Real Estate By Becky Robertson 854 Views

City of Toronto may soon adopt a vacant home tax and it's what residents want

Toronto's housing market has not only failed to slow despite the global pandemic, but has seen sales and prices skyrocket in recent weeks, reinforcing our reputation as an overvalued city that certainly favours sellers.

There are a lot of factors that lead our market to be the most expensive in the country, and some of them make sense: property taxes, low lending rates, high immigration rates.

But then there are those that are a little enraging, like wealthy investors who drive up property values by purchasing homes not to live in, but simply to sit on for capital gains.

Foreign investors still own somewhere around $38 billion of the city's housing supply despite the fact that we have a non-resident speculation tax of 15 per cent.

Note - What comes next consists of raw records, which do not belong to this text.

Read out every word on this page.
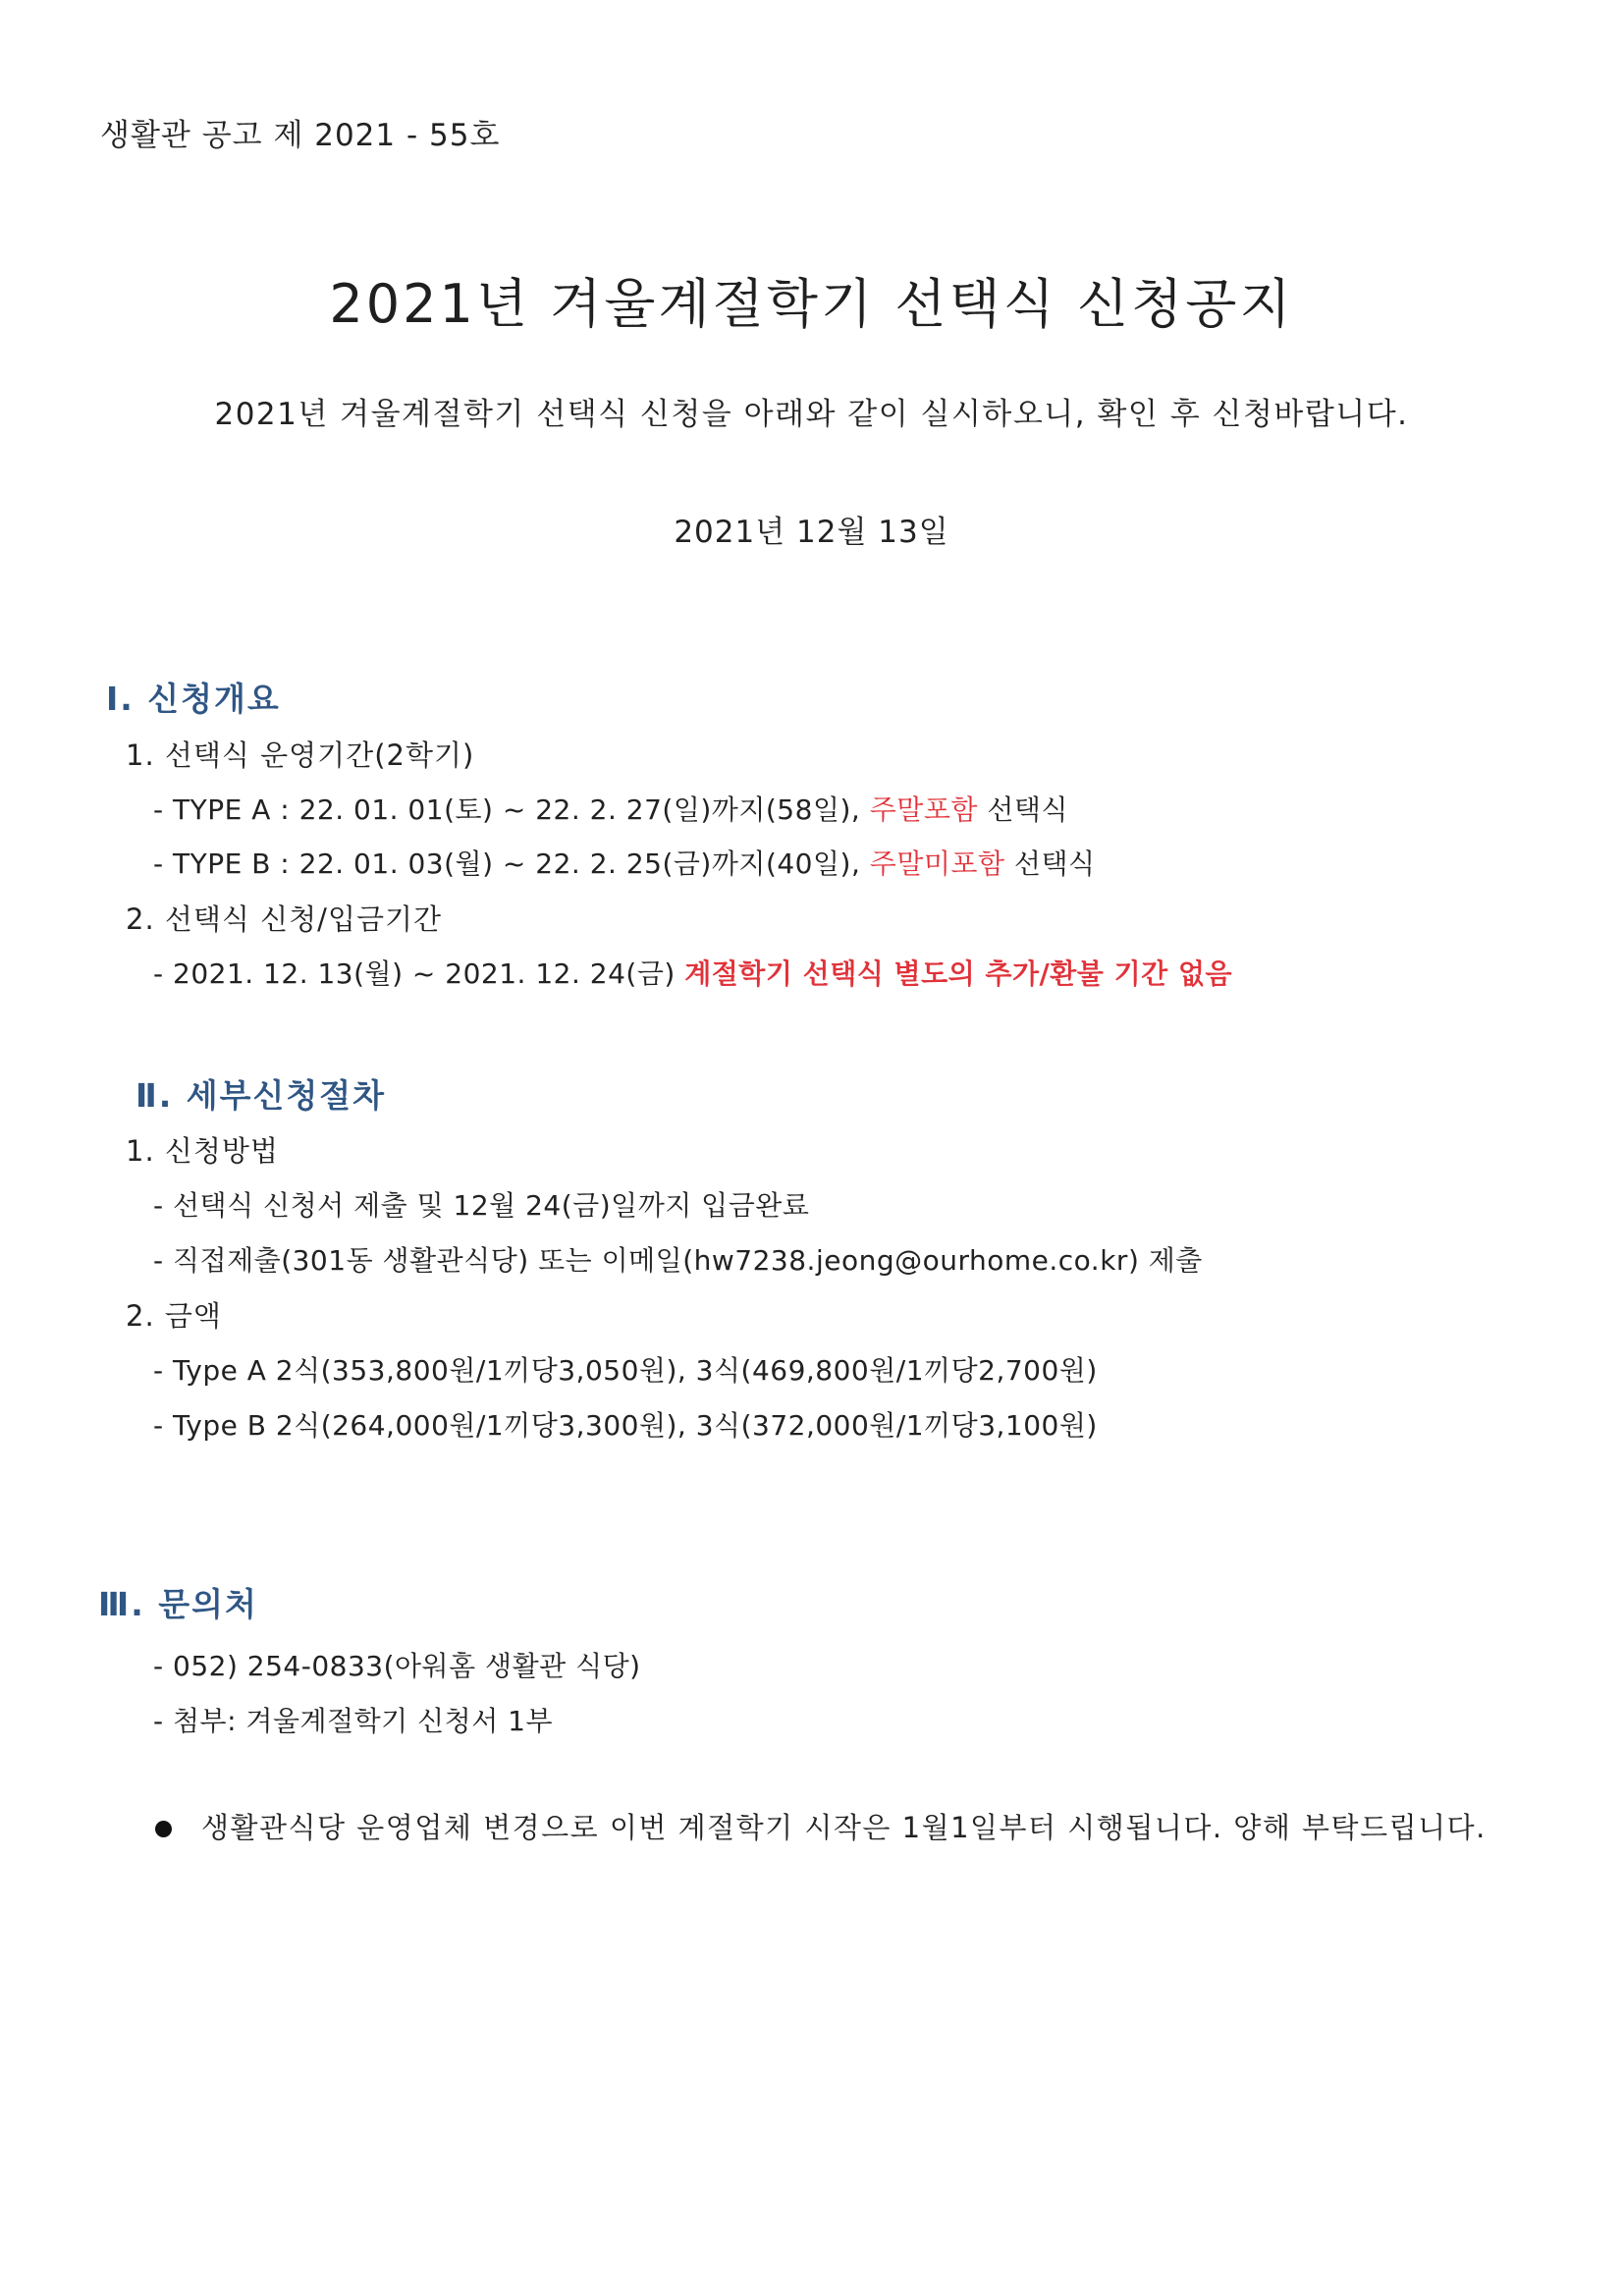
생활관 공고 제 2021 - 55호

2021년 겨울계절학기 선택식 신청공지

2021년 겨울계절학기 선택식 신청을 아래와 같이 실시하오니, 확인 후 신청바랍니다.

2021년 12월 13일

Ⅰ. 신청개요

1. 선택식 운영기간(2학기)

- TYPE A : 22. 01. 01(토) ~ 22. 2. 27(일)까지(58일), 주말포함 선택식

- TYPE B : 22. 01. 03(월) ~ 22. 2. 25(금)까지(40일), 주말미포함 선택식

2. 선택식 신청/입금기간

- 2021. 12. 13(월) ~ 2021. 12. 24(금) 계절학기 선택식 별도의 추가/환불 기간 없음

Ⅱ. 세부신청절차

1. 신청방법

- 선택식 신청서 제출 및 12월 24(금)일까지 입금완료

- 직접제출(301동 생활관식당) 또는 이메일(hw7238.jeong@ourhome.co.kr) 제출

2. 금액

- Type A 2식(353,800원/1끼당3,050원), 3식(469,800원/1끼당2,700원)

- Type B 2식(264,000원/1끼당3,300원), 3식(372,000원/1끼당3,100원)

Ⅲ. 문의처

- 052) 254-0833(아워홈 생활관 식당)

- 첨부: 겨울계절학기 신청서 1부

생활관식당 운영업체 변경으로 이번 계절학기 시작은 1월1일부터 시행됩니다. 양해 부탁드립니다.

Ghost hotels have historically also been an issue, with sought-after units across the city snapped up by those with enough funds to use them simply as an investment property to rent out short-term to travelers through sites like Airbnb. 

Though the health crisis pushed an influx of former Airbnbs into the actual rental market and Toronto implemented new, stricter regulations for short-term rentals, illegal listings are still rampant, and experts say they seriously impact affordability and availability of housing.

There is also a phenomenon of livable properties sitting uninhabited for years after owners claim they are renovating or selling the building to developers, or while they wait for someone to pay a high enough price.

These are all things that some think could be assuaged by a vacant home tax, which would help increase supply and deter people from buying properties to flip, using them simply as investments without offering them up to renters, or from letting them fall into unused disarray amid an ongoing housing crisis.